A campaign strategist that worked on both successful Susana Martinez gubernatorial campaigns will head a Republican presidential campaign.
The Wall Street Journal first reported on the shakeup that has Danny Diaz as the campaign manager for Jeb Bush.
The change took place even before the former Florida governor officially launches his presidential campaign. Bush is expected to join the crowded field seeking the Republican nomination soon.
This isn’t the first or only connection between Bush and Martinez. In 2014, Bush headlined a fundraiser for Martinez’s reelection campaign.
But the ties go even deeper between Martinez’s world and Bush’s world. Public Education Department Secretary Hanna Skandera was a high ranking official in Bush’s administration when he was governor of Florida.
She moved from a role as deputy commissioner of education to being nominated by Martinez to head up the New Mexico Public Education Department. Teachers and teachers unions have vigorously opposed Skandera. The opposition to Skandera’s nomination was fierce enough to hold up her confirmation until this year—more than four years after she was first nominated—on a narrow 22-19 vote.

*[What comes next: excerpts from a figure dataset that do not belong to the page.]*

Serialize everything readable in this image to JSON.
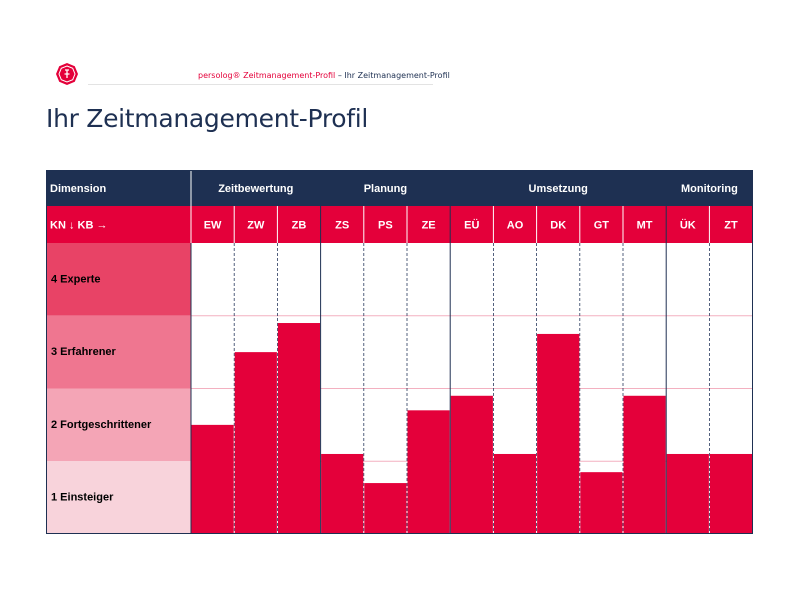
{
  "header": {
    "brand": "persolog® Zeitmanagement-Profil",
    "separator": " – ",
    "subtitle": "Ihr Zeitmanagement-Profil",
    "logo_icon": "persolog-logo-icon"
  },
  "page_title": "Ihr Zeitmanagement-Profil",
  "colors": {
    "navy": "#1e3052",
    "accent": "#e4003a",
    "level4": "#e84366",
    "level3": "#ef7690",
    "level2": "#f4a5b6",
    "level1": "#f8d3db"
  },
  "chart_data": {
    "type": "bar",
    "title": "Ihr Zeitmanagement-Profil",
    "corner_header": "Dimension",
    "axis_header": "KN ↓ KB →",
    "groups": [
      {
        "name": "Zeitbewertung",
        "categories": [
          "EW",
          "ZW",
          "ZB"
        ]
      },
      {
        "name": "Planung",
        "categories": [
          "ZS",
          "PS",
          "ZE"
        ]
      },
      {
        "name": "Umsetzung",
        "categories": [
          "EÜ",
          "AO",
          "DK",
          "GT",
          "MT"
        ]
      },
      {
        "name": "Monitoring",
        "categories": [
          "ÜK",
          "ZT"
        ]
      }
    ],
    "categories": [
      "EW",
      "ZW",
      "ZB",
      "ZS",
      "PS",
      "ZE",
      "EÜ",
      "AO",
      "DK",
      "GT",
      "MT",
      "ÜK",
      "ZT"
    ],
    "values": [
      1.5,
      2.5,
      2.9,
      1.1,
      0.7,
      1.7,
      1.9,
      1.1,
      2.75,
      0.85,
      1.9,
      1.1,
      1.1
    ],
    "levels": [
      "1 Einsteiger",
      "2 Fortgeschrittener",
      "3 Erfahrener",
      "4 Experte"
    ],
    "ylim": [
      0,
      4
    ],
    "xlabel": "",
    "ylabel": ""
  }
}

Diaz is a founding partner of FP1 Strategies. In addition to working as an adviser to Martinez’s gubernatorial campaigns, he also was a senior adviser on the Mitt Romney presidential campaign and the Mark Kirk U.S. Senate campaign in 2010.
Fox News welcomed Diaz to the national stage by referring to him as a “Beltway insider.”
It is my honor to have the opportunity to work for @JebBush.
— Danny Diaz (@DannyLopezDiaz) June 8, 2015
Bush has already essentially been campaigning, with appearances in key early states and a substantial fundraising effort.
So far, ten Republicans with national profiles have announced that they are running for president. Another four or five, including Bush, will likely put their hat in the ring making for an unpredictable primary battle.
Diaz’s selection is considered a surprise move by national pundits and reporters.
David Kochel, who was part of 2012 Republican presidential nominee Mitt Romney’s team, was previously tapped to run Bush’s campaign.
Backing of top Bush adviser
The Washington D.C.-based political website Politico cited sources in the campaign saying that it had the marks of key Bush adviser Sally Bradshaw.
It was Bradshaw who ultimately made the call to install a relatively young political operative, Danny Diaz, as campaign manager, instead of the more seasoned David Kochel, who was widely expected to get the job.
“The leading cause of professional death in the Jeb Bush entourage is Sally’s inability to control you,” said a political operative who has worked with Bradshaw in the past. “But she is fiercely loyal to Jeb, the point of the spear, no nonsense.”
In fact, it was Bradshaw who sent out the statement to a number of media outlets announcing the change.
“David can best position us for success by playing a key leadership role focusing on how Jeb wins primaries, caucuses, and ultimately the general election and Danny’s skill at rapidly moving content and campaign organization makes him perfectly suited for running the day-to-day operations,” read the statement that first appeared in reporting by the Wall Street Journal.
Diaz had joined the Bush team earlier this year when he worked on Bush’s Right To Rise Leadership PAC.
Bradshaw made that announcement as well.
As for whether the move presages a run for national office as Vice President, Martinez has steadfastly denied any interest in national office over the years.
Jay McCleskey, Martinez’s top political adviser, told the Albuquerque Journal that Martinez is keeping the powder dry and not making an endorsement. In 2012, Martinez waited until after the New Mexico primaries to endorse Romney, well after Romney had sewn up the nomination.
Correction: This piece initially said that Hanna Skandera moved directly from working in Jeb Bush’s administration to being nominated for the Secretary of Public Education position; she was the CEO of Laying the Foundation before being nominated by Susana Martinez. We regret the error.